I read a little bit about this book before I started reading and I was oddly put off by the description of it. And this is the second time I have checked this out of the library before I started to read it. And I am glad I did, because I enjoyed it a lot, but the discussions about this book as a book do not necessarily serve its interests.
Oddly, Joanna Lumley writes the introduction for this book. Odd in that there’s not a well-known writer or scholar, and there’s not adaptation of this book that she’s in. But her opening comment is something to the effect of “How exciting to start a novel off with a death” and it is!
At the start of this novel we find Lord Slane, the very old and revered–well, Lord, has died. And everyone is quite sad, including his wife Lady Slane.

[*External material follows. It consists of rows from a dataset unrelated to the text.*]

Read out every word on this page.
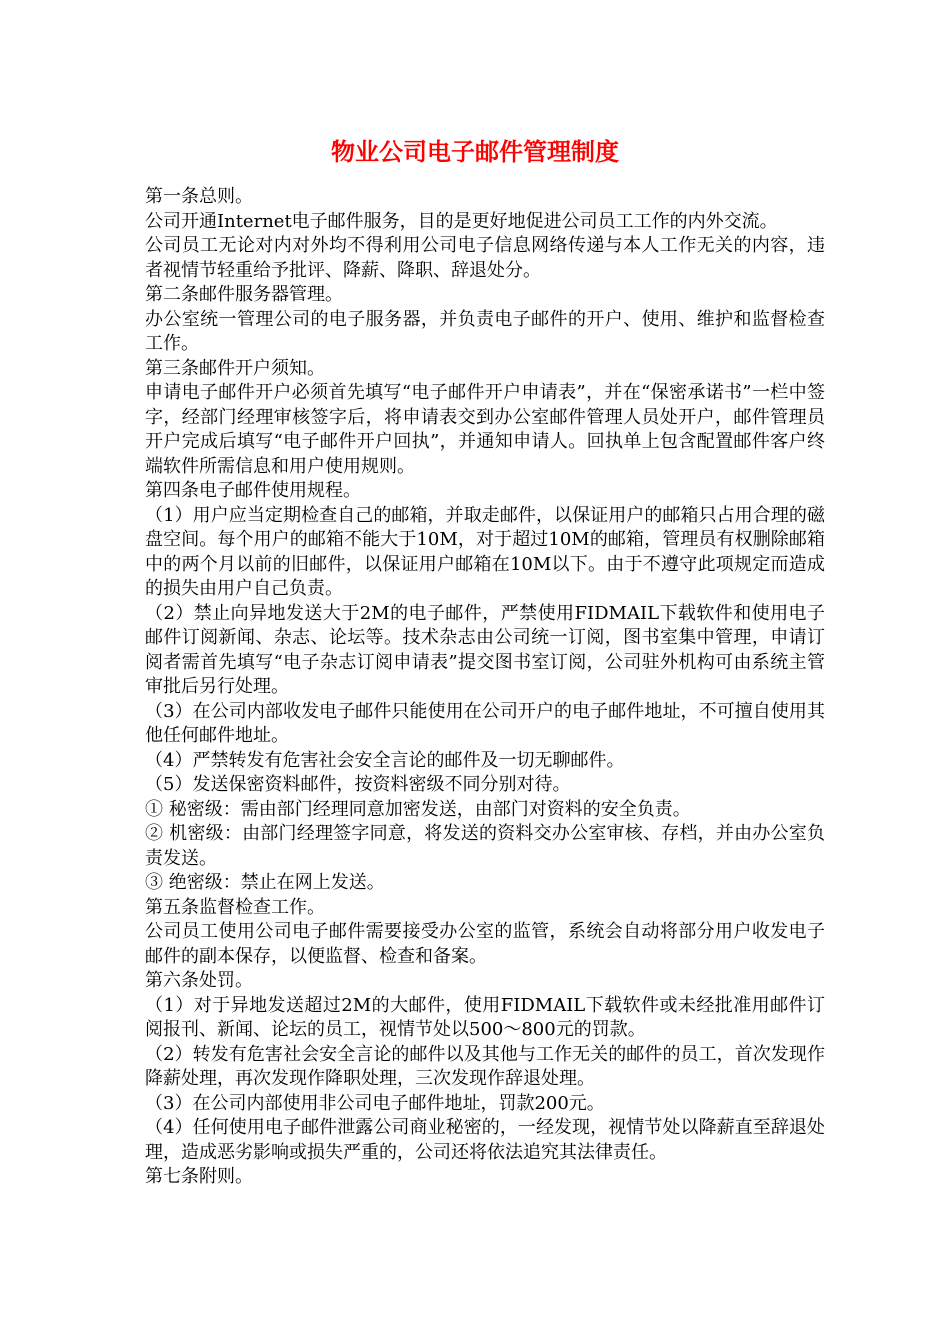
物业公司电子邮件管理制度

第一条总则。

公司开通Internet电子邮件服务，目的是更好地促进公司员工工作的内外交流。

公司员工无论对内对外均不得利用公司电子信息网络传递与本人工作无关的内容，违者视情节轻重给予批评、降薪、降职、辞退处分。

第二条邮件服务器管理。

办公室统一管理公司的电子服务器，并负责电子邮件的开户、使用、维护和监督检查工作。

第三条邮件开户须知。

申请电子邮件开户必须首先填写“电子邮件开户申请表”，并在“保密承诺书”一栏中签字，经部门经理审核签字后，将申请表交到办公室邮件管理人员处开户，邮件管理员开户完成后填写“电子邮件开户回执”，并通知申请人。回执单上包含配置邮件客户终端软件所需信息和用户使用规则。

第四条电子邮件使用规程。

（1）用户应当定期检查自己的邮箱，并取走邮件，以保证用户的邮箱只占用合理的磁盘空间。每个用户的邮箱不能大于10M，对于超过10M的邮箱，管理员有权删除邮箱中的两个月以前的旧邮件，以保证用户邮箱在10M以下。由于不遵守此项规定而造成的损失由用户自己负责。

（2）禁止向异地发送大于2M的电子邮件，严禁使用FIDMAIL下载软件和使用电子邮件订阅新闻、杂志、论坛等。技术杂志由公司统一订阅，图书室集中管理，申请订阅者需首先填写“电子杂志订阅申请表”提交图书室订阅，公司驻外机构可由系统主管审批后另行处理。

（3）在公司内部收发电子邮件只能使用在公司开户的电子邮件地址，不可擅自使用其他任何邮件地址。

（4）严禁转发有危害社会安全言论的邮件及一切无聊邮件。

（5）发送保密资料邮件，按资料密级不同分别对待。

① 秘密级：需由部门经理同意加密发送，由部门对资料的安全负责。

② 机密级：由部门经理签字同意，将发送的资料交办公室审核、存档，并由办公室负责发送。

③ 绝密级：禁止在网上发送。

第五条监督检查工作。

公司员工使用公司电子邮件需要接受办公室的监管，系统会自动将部分用户收发电子邮件的副本保存，以便监督、检查和备案。

第六条处罚。

（1）对于异地发送超过2M的大邮件，使用FIDMAIL下载软件或未经批准用邮件订阅报刊、新闻、论坛的员工，视情节处以500～800元的罚款。

（2）转发有危害社会安全言论的邮件以及其他与工作无关的邮件的员工，首次发现作降薪处理，再次发现作降职处理，三次发现作辞退处理。

（3）在公司内部使用非公司电子邮件地址，罚款200元。

（4）任何使用电子邮件泄露公司商业秘密的，一经发现，视情节处以降薪直至辞退处理，造成恶劣影响或损失严重的，公司还将依法追究其法律责任。

第七条附则。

She is very little of the public conversation about the death, a kind of important accessory to his life in public office.
We find out later that she married him when she was very young 16 or 17, and now she is 81, but that as her marriage prospects were being discussed, she also had a keen interest in becoming an artist or having a life dedicated to art.

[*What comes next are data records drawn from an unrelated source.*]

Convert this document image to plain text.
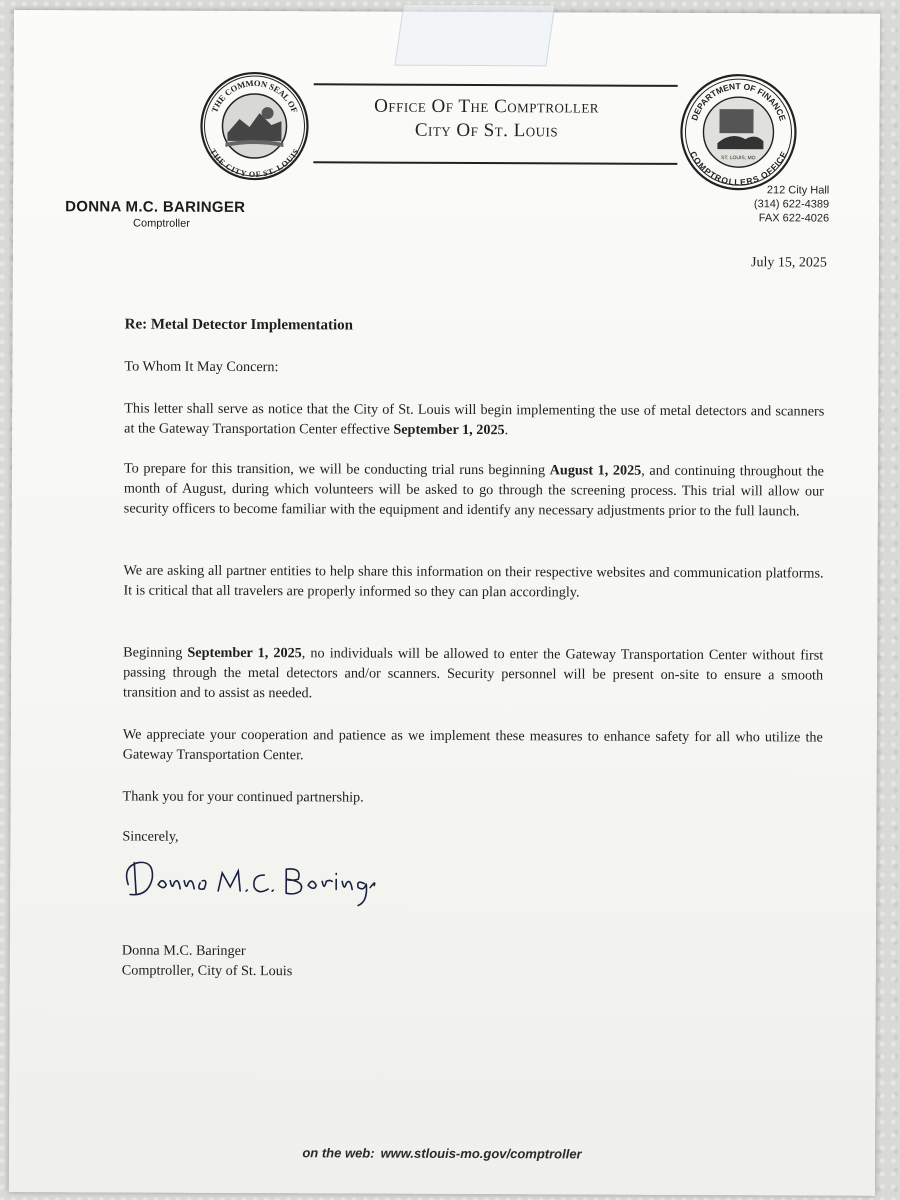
THE COMMON SEAL OF
THE CITY OF ST. LOUIS
Office Of The Comptroller
City Of St. Louis
DEPARTMENT OF FINANCE
COMPTROLLERS OFFICE
ST. LOUIS, MO
DONNA M.C. BARINGER
Comptroller
212 City Hall
(314) 622-4389
FAX 622-4026
July 15, 2025
Re: Metal Detector Implementation
To Whom It May Concern:
This letter shall serve as notice that the City of St. Louis will begin implementing the use of metal detectors and scanners at the Gateway Transportation Center effective September 1, 2025.
To prepare for this transition, we will be conducting trial runs beginning August 1, 2025, and continuing throughout the month of August, during which volunteers will be asked to go through the screening process. This trial will allow our security officers to become familiar with the equipment and identify any necessary adjustments prior to the full launch.
We are asking all partner entities to help share this information on their respective websites and communication platforms. It is critical that all travelers are properly informed so they can plan accordingly.
Beginning September 1, 2025, no individuals will be allowed to enter the Gateway Transportation Center without first passing through the metal detectors and/or scanners. Security personnel will be present on-site to ensure a smooth transition and to assist as needed.
We appreciate your cooperation and patience as we implement these measures to enhance safety for all who utilize the Gateway Transportation Center.
Thank you for your continued partnership.
Sincerely,
Donna M.C. Baringer
Comptroller, City of St. Louis
on the web: www.stlouis-mo.gov/comptroller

Coming back to present day, Lady Slane has the opportunity to live her life a little off from expectations. The issue of course is that her children do not wish to respect her choices to live a freer life.
The book is moving because she wasn’t an abused woman now free or particularly mistreated, but she experience a kind of suspended animation of her desire in her roles as wife, mother, and Lady. It’s also funny because at the end she’d pretty fed up.
So the reason I was initially suspect, despite this kind of book being a big part of the books I tend to read, is that it’s described as a fictional exploration of Virginia Woolf’s A Room of One’s Own, which I enjoy because of how movingly reasoned it is. I was worried this might lack the heart a novel demands given those kinds of restraints. It didn’t.